Sophomores, on the other hand, are bringing this somewhat sour chapter to a close. Cliques have been firmly solidified, you probably have a general idea of what you want to study here, you've found some sort of extra-curricular niche, and you may even have plans (if you're smart) to go abroad or take a leave of absence next year. You can look forward to a somewhat variable and uncertain year, where a third of your friends will be the president/editor/pitch/captain/janitor of the Yale Intramural Frogball Journal, a third will be away from Connecticut doing something more exciting than you, and the other third will just be marking time. Of the two-thirds still in New Haven, half will be annexed and half will be off campus. It's a strange year, but it can be extremely worthwhile if you do it right.

Juniors mistakenly believe that they should be excited about next year. They are psyched to live in guaranteed singles, they are ready to take the reins of Yale from the Class of '98, and they are more than ready to turn 21.

Allow me to shatter some of your illusions. You will be pissed off that you still have to fulfill that annoying distributional requirement. You will spend an enormous portion of your time either pursuing a post-graduation job/education or panicking that you haven't got one. And if you have a huge senior project, well, have fun ("How I spent my last Spring Break..."). Meanwhile, ladies, if you've already eliminated all possibility of dating someone in your own class, then you'll have your pick of the lowly underclassmen (senior men, of course, don't mind this at all). Future seniors, enjoy the spacious living, enjoy the ease with which you get into chosen seminars, and enjoy the scattered senior events. But most of all, enjoy the bars...as often as you can.

And as for my own classmates? Four categories:

1. People who know exactly what they're doing next year. Everyone else hates these people. If you see anyone face down on Elm Street with a brick jutting out of his or her skull, chances are it's one of these seniors.

2. People who know they're doing something, but are still deciding where to do it--seniors in a comfy limbo.
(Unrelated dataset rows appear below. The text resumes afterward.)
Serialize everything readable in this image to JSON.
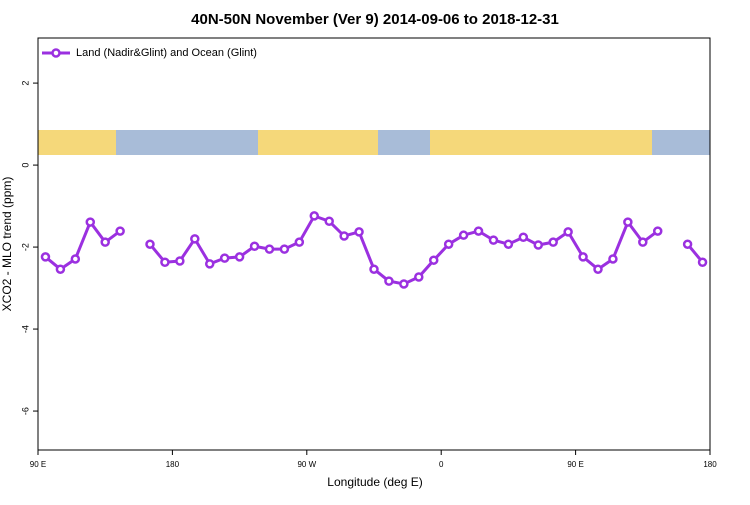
{
  "chart_data": {
    "type": "line",
    "title": "40N-50N November (Ver 9)   2014-09-06 to 2018-12-31",
    "x_label": "Longitude (deg E)",
    "y_label": "XCO2 - MLO trend (ppm)",
    "x": [
      95,
      105,
      115,
      125,
      135,
      145,
      155,
      165,
      175,
      185,
      195,
      205,
      215,
      225,
      235,
      245,
      255,
      265,
      275,
      285,
      295,
      305,
      315,
      325,
      335,
      345,
      355,
      365,
      375,
      385,
      395,
      405,
      415,
      425,
      435,
      445,
      455,
      465,
      475,
      485,
      495,
      505,
      515,
      525,
      535
    ],
    "series": [
      {
        "name": "Land (Nadir&Glint) and Ocean (Glint)",
        "color": "#9b30e0",
        "values": [
          -2.24,
          -2.54,
          -2.29,
          -1.39,
          -1.88,
          -1.61,
          null,
          -1.93,
          -2.37,
          -2.34,
          -1.8,
          -2.41,
          -2.27,
          -2.24,
          -1.98,
          -2.05,
          -2.05,
          -1.88,
          -1.24,
          -1.37,
          -1.73,
          -1.63,
          -2.54,
          -2.83,
          -2.9,
          -2.73,
          -2.32,
          -1.93,
          -1.71,
          -1.61,
          -1.83,
          -1.93,
          -1.76,
          -1.95,
          -1.88,
          -1.63,
          -2.24,
          -2.54,
          -2.29,
          -1.39,
          -1.88,
          -1.61,
          null,
          -1.93,
          -2.37
        ]
      }
    ],
    "xlim": [
      90,
      540
    ],
    "xticks": [
      {
        "value": 90,
        "label": "90 E"
      },
      {
        "value": 180,
        "label": "180"
      },
      {
        "value": 270,
        "label": "90 W"
      },
      {
        "value": 360,
        "label": "0"
      },
      {
        "value": 450,
        "label": "90 E"
      },
      {
        "value": 540,
        "label": "180"
      }
    ],
    "ylim": [
      -6.95,
      3.1
    ],
    "yticks": [
      2,
      0,
      -2,
      -4,
      -6
    ],
    "legend": "top-left"
  }
}
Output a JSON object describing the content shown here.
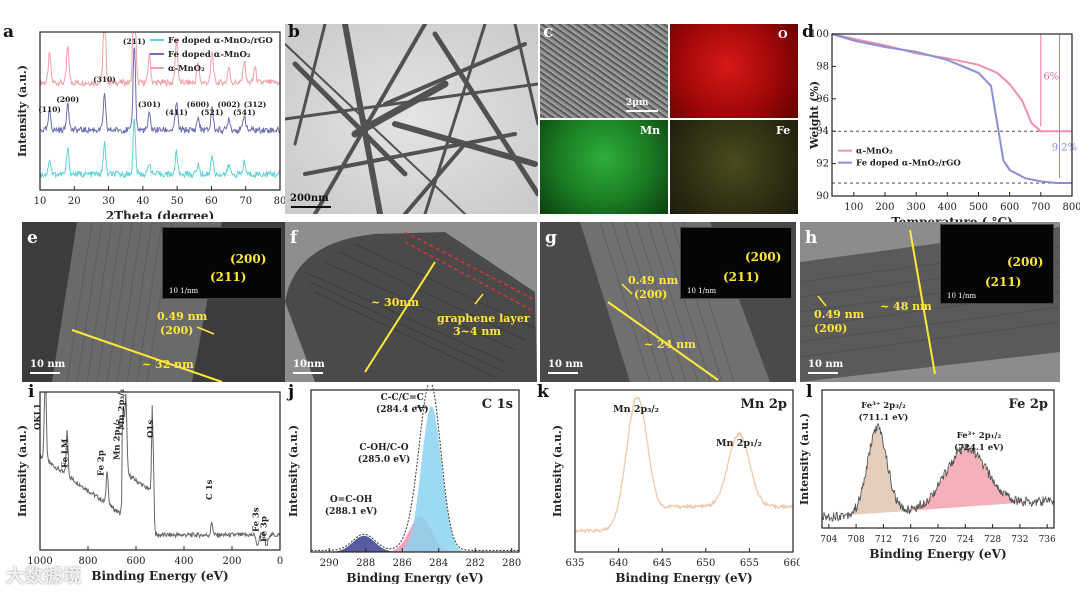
{
  "panels": {
    "a": {
      "label": "a"
    },
    "b": {
      "label": "b",
      "scale": "200nm"
    },
    "c": {
      "label": "c",
      "scale": "2μm",
      "maps": [
        "O",
        "Mn",
        "Fe"
      ]
    },
    "d": {
      "label": "d"
    },
    "e": {
      "label": "e",
      "fft_200": "(200)",
      "fft_211": "(211)",
      "fft_scale": "10 1/nm",
      "spacing": "0.49 nm",
      "spacing_plane": "(200)",
      "width": "~ 32 nm",
      "scale": "10 nm"
    },
    "f": {
      "label": "f",
      "width": "~ 30nm",
      "note_line1": "graphene layer",
      "note_line2": "3~4 nm",
      "scale": "10nm"
    },
    "g": {
      "label": "g",
      "fft_200": "(200)",
      "fft_211": "(211)",
      "fft_scale": "10 1/nm",
      "spacing": "0.49 nm",
      "spacing_plane": "(200)",
      "width": "~ 24 nm",
      "scale": "10 nm"
    },
    "h": {
      "label": "h",
      "fft_200": "(200)",
      "fft_211": "(211)",
      "fft_scale": "10 1/nm",
      "spacing": "0.49 nm",
      "spacing_plane": "(200)",
      "width": "~ 48 nm",
      "scale": "10 nm"
    },
    "i": {
      "label": "i"
    },
    "j": {
      "label": "j"
    },
    "k": {
      "label": "k"
    },
    "l": {
      "label": "l"
    }
  },
  "chart_data": [
    {
      "id": "a",
      "type": "line",
      "title": "",
      "xlabel": "2Theta (degree)",
      "ylabel": "Intensity (a.u.)",
      "xlim": [
        10,
        80
      ],
      "xticks": [
        10,
        20,
        30,
        40,
        50,
        60,
        70,
        80
      ],
      "legend": [
        "Fe doped α-MnO₂/rGO",
        "Fe doped α-MnO₂",
        "α-MnO₂"
      ],
      "legend_colors": [
        "#5fd3d8",
        "#6b6fb3",
        "#f3a0a8"
      ],
      "peak_labels": [
        {
          "text": "(110)",
          "x": 12.8
        },
        {
          "text": "(200)",
          "x": 18.1
        },
        {
          "text": "(310)",
          "x": 28.8
        },
        {
          "text": "(211)",
          "x": 37.5
        },
        {
          "text": "(301)",
          "x": 41.9
        },
        {
          "text": "(411)",
          "x": 49.8
        },
        {
          "text": "(600)",
          "x": 56.1
        },
        {
          "text": "(521)",
          "x": 60.2
        },
        {
          "text": "(002)",
          "x": 65.1
        },
        {
          "text": "(541)",
          "x": 69.6
        },
        {
          "text": "(312)",
          "x": 72.7
        }
      ],
      "series": [
        {
          "name": "α-MnO₂",
          "color": "#f3a0a8",
          "baseline": 0.66,
          "peaks": [
            [
              12.8,
              0.18
            ],
            [
              18.1,
              0.22
            ],
            [
              28.8,
              0.52
            ],
            [
              37.5,
              0.82
            ],
            [
              41.9,
              0.18
            ],
            [
              49.8,
              0.28
            ],
            [
              56.1,
              0.12
            ],
            [
              60.2,
              0.2
            ],
            [
              65.1,
              0.1
            ],
            [
              69.6,
              0.14
            ],
            [
              72.7,
              0.1
            ]
          ]
        },
        {
          "name": "Fe doped α-MnO₂",
          "color": "#6b6fb3",
          "baseline": 0.36,
          "peaks": [
            [
              12.8,
              0.12
            ],
            [
              18.1,
              0.18
            ],
            [
              28.8,
              0.22
            ],
            [
              37.5,
              0.55
            ],
            [
              41.9,
              0.1
            ],
            [
              49.8,
              0.18
            ],
            [
              56.1,
              0.08
            ],
            [
              60.2,
              0.14
            ],
            [
              65.1,
              0.08
            ],
            [
              69.6,
              0.1
            ]
          ]
        },
        {
          "name": "Fe doped α-MnO₂/rGO",
          "color": "#5fd3d8",
          "baseline": 0.08,
          "peaks": [
            [
              12.8,
              0.1
            ],
            [
              18.1,
              0.16
            ],
            [
              28.8,
              0.2
            ],
            [
              37.5,
              0.35
            ],
            [
              41.9,
              0.08
            ],
            [
              49.8,
              0.14
            ],
            [
              56.1,
              0.06
            ],
            [
              60.2,
              0.12
            ],
            [
              65.1,
              0.06
            ],
            [
              69.6,
              0.08
            ]
          ]
        }
      ]
    },
    {
      "id": "d",
      "type": "line",
      "title": "",
      "xlabel": "Temperature ( °C)",
      "ylabel": "Weight (%)",
      "xlim": [
        30,
        800
      ],
      "ylim": [
        90,
        100
      ],
      "xticks": [
        100,
        200,
        300,
        400,
        500,
        600,
        700,
        800
      ],
      "yticks": [
        90,
        92,
        94,
        96,
        98,
        100
      ],
      "legend": [
        "α-MnO₂",
        "Fe doped α-MnO₂/rGO"
      ],
      "annotations": [
        {
          "text": "6%",
          "color": "#e8709a"
        },
        {
          "text": "9.2%",
          "color": "#8c8fd6"
        }
      ],
      "series": [
        {
          "name": "α-MnO₂",
          "color": "#f48fb1",
          "x": [
            30,
            100,
            200,
            300,
            400,
            500,
            560,
            600,
            640,
            670,
            700,
            740,
            800
          ],
          "y": [
            100,
            99.7,
            99.3,
            98.8,
            98.5,
            98.1,
            97.6,
            96.9,
            95.9,
            94.5,
            94.0,
            94.0,
            94.0
          ]
        },
        {
          "name": "Fe doped α-MnO₂/rGO",
          "color": "#8c8fd6",
          "x": [
            30,
            100,
            200,
            300,
            400,
            500,
            540,
            560,
            580,
            600,
            650,
            700,
            750,
            800
          ],
          "y": [
            100,
            99.6,
            99.2,
            98.9,
            98.4,
            97.6,
            96.8,
            94.5,
            92.2,
            91.6,
            91.1,
            90.9,
            90.8,
            90.8
          ]
        }
      ]
    },
    {
      "id": "i",
      "type": "line",
      "title": "",
      "xlabel": "Binding Energy (eV)",
      "ylabel": "Intensity (a.u.)",
      "xlim": [
        1000,
        0
      ],
      "xticks": [
        1000,
        800,
        600,
        400,
        200,
        0
      ],
      "peak_labels": [
        "OKL1",
        "Fe LM",
        "Fe 2p",
        "Mn 2p₁/₂",
        "Mn 2p₃/₂",
        "O1s",
        "C 1s",
        "Fe 3s",
        "Fe 3p"
      ],
      "peaks": [
        [
          978,
          0.88
        ],
        [
          887,
          0.58
        ],
        [
          720,
          0.52
        ],
        [
          653,
          0.7
        ],
        [
          642,
          0.78
        ],
        [
          530,
          0.95
        ],
        [
          284,
          0.38
        ],
        [
          94,
          0.2
        ],
        [
          56,
          0.18
        ]
      ]
    },
    {
      "id": "j",
      "type": "area",
      "title": "C 1s",
      "xlabel": "Binding Energy (eV)",
      "ylabel": "Intensity (a.u.)",
      "xlim": [
        291,
        279.6
      ],
      "xticks": [
        290,
        288,
        286,
        284,
        282,
        280
      ],
      "components": [
        {
          "label": "O=C-OH (288.1 eV)",
          "center": 288.1,
          "height": 0.1,
          "color": "#3a3f8f"
        },
        {
          "label": "C-OH/C-O (285.0 eV)",
          "center": 285.0,
          "height": 0.22,
          "color": "#f48fb1"
        },
        {
          "label": "C-C/C=C (284.4 eV)",
          "center": 284.4,
          "height": 0.9,
          "color": "#8ad4f0"
        }
      ]
    },
    {
      "id": "k",
      "type": "line",
      "title": "Mn 2p",
      "xlabel": "Binding Energy (eV)",
      "ylabel": "Intensity (a.u.)",
      "xlim": [
        635,
        660
      ],
      "xticks": [
        635,
        640,
        645,
        650,
        655,
        660
      ],
      "peak_labels": [
        "Mn 2p₃/₂",
        "Mn 2p₁/₂"
      ],
      "peaks": [
        [
          642.1,
          0.82
        ],
        [
          653.8,
          0.45
        ]
      ]
    },
    {
      "id": "l",
      "type": "area",
      "title": "Fe 2p",
      "xlabel": "Binding Energy (eV)",
      "ylabel": "Intensity (a.u.)",
      "xlim": [
        703,
        737
      ],
      "xticks": [
        704,
        708,
        712,
        716,
        720,
        724,
        728,
        732,
        736
      ],
      "components": [
        {
          "label": "Fe³⁺ 2p₃/₂ (711.1 eV)",
          "center": 711.1,
          "height": 0.62,
          "color": "#e2c9b5"
        },
        {
          "label": "Fe³⁺ 2p₁/₂ (724.1 eV)",
          "center": 724.1,
          "height": 0.42,
          "color": "#f4a8b3"
        }
      ]
    }
  ],
  "watermark": "大数據境"
}
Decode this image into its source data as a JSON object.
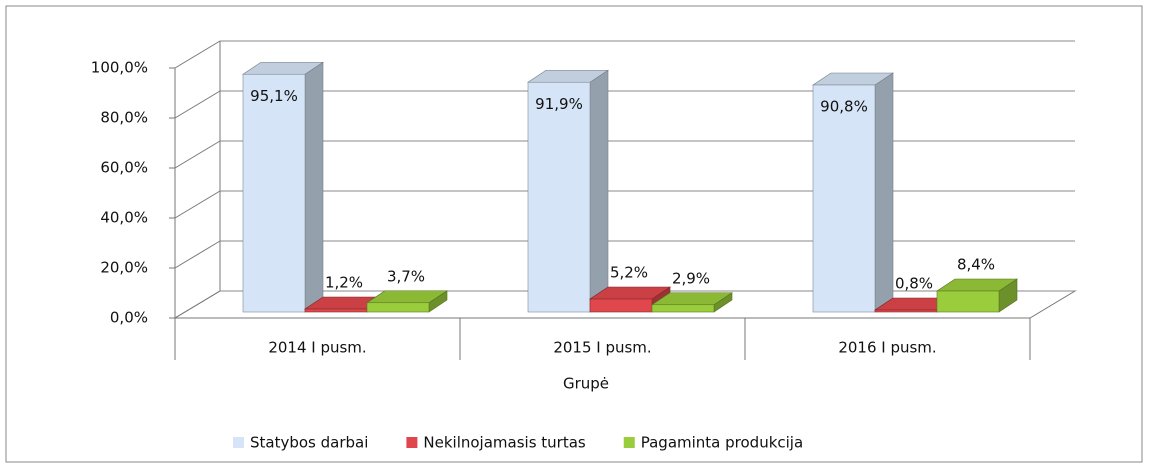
{
  "chart_data": {
    "type": "bar3d",
    "x_label": "Grupė",
    "categories": [
      "2014 I pusm.",
      "2015 I pusm.",
      "2016 I pusm."
    ],
    "series": [
      {
        "name": "Statybos darbai",
        "color": "#d5e5f7",
        "values": [
          95.1,
          91.9,
          90.8
        ],
        "value_labels": [
          "95,1%",
          "91,9%",
          "90,8%"
        ]
      },
      {
        "name": "Nekilnojamasis turtas",
        "color": "#e0474c",
        "values": [
          1.2,
          5.2,
          0.8
        ],
        "value_labels": [
          "1,2%",
          "5,2%",
          "0,8%"
        ]
      },
      {
        "name": "Pagaminta produkcija",
        "color": "#9acd3c",
        "values": [
          3.7,
          2.9,
          8.4
        ],
        "value_labels": [
          "3,7%",
          "2,9%",
          "8,4%"
        ]
      }
    ],
    "ylim": [
      0,
      100
    ],
    "yticks": [
      {
        "value": 0,
        "label": "0,0%"
      },
      {
        "value": 20,
        "label": "20,0%"
      },
      {
        "value": 40,
        "label": "40,0%"
      },
      {
        "value": 60,
        "label": "60,0%"
      },
      {
        "value": 80,
        "label": "80,0%"
      },
      {
        "value": 100,
        "label": "100,0%"
      }
    ],
    "grid": true,
    "legend": "bottom"
  }
}
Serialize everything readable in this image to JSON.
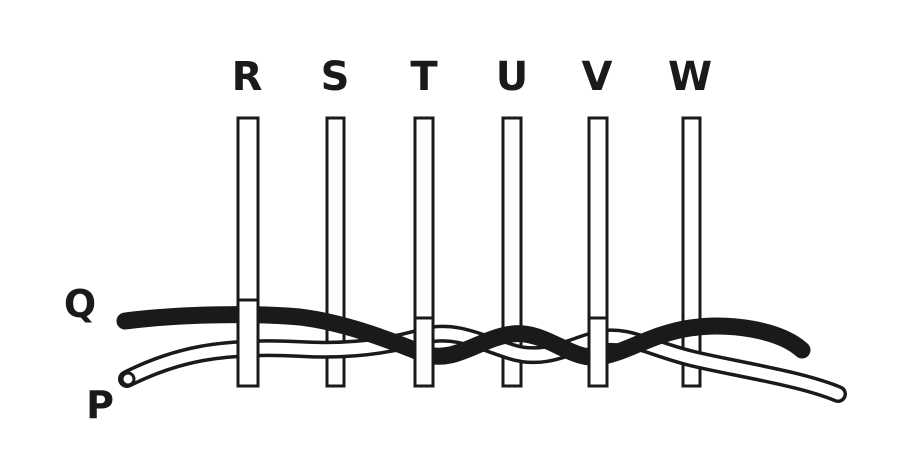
{
  "warp_labels": [
    "R",
    "S",
    "T",
    "U",
    "V",
    "W"
  ],
  "weft_labels": {
    "black_strand": "Q",
    "white_strand": "P"
  },
  "colors": {
    "ink": "#1a1a1a",
    "paper": "#ffffff"
  }
}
3. People who are scrounging around for something to do next year, and have no "comfy" cushion. Hopefully they're not trying to finish (or start) their senior essay at the same time. When in doubt, get on the web and send out another résumé.

4. People who have no clue, and just don't care--you're an adult looking forward to waiting on tables or to "Junior, pick your socks up off the floor and come downstairs for breakfast!"

Meanwhile, your sophomore girlfriend of two months is starting to wonder "where this relationship is heading," Dead Week plans are being finalized, senior essay deadlines are drawing near, and the frenzied need to soak up the last bits of The Yale Experience will only get more intense (either that, or you can't wait to finally get out of this place). My only advice is to avoid talking to your parents as much as possible.

Given these four years of Yale, a prefrosh might wonder why so many of us have had such a great time. The short answer is, we're not at Harvard. A slightly longer answer might be that despite the stress, the bureaucracy, the grime, the forced humility, the torpid dating scene, and the recurring confrontations with the Spectre of Real Life, there is no better place on Earth to enrich yourself socially, intellectually, and culturally. Seniors look unhappy only because they know that Yale has been an unbeatable experience...but they also know that this experience has prepared them well for a great future.

Still, that doesn't mean I'll donate any more money.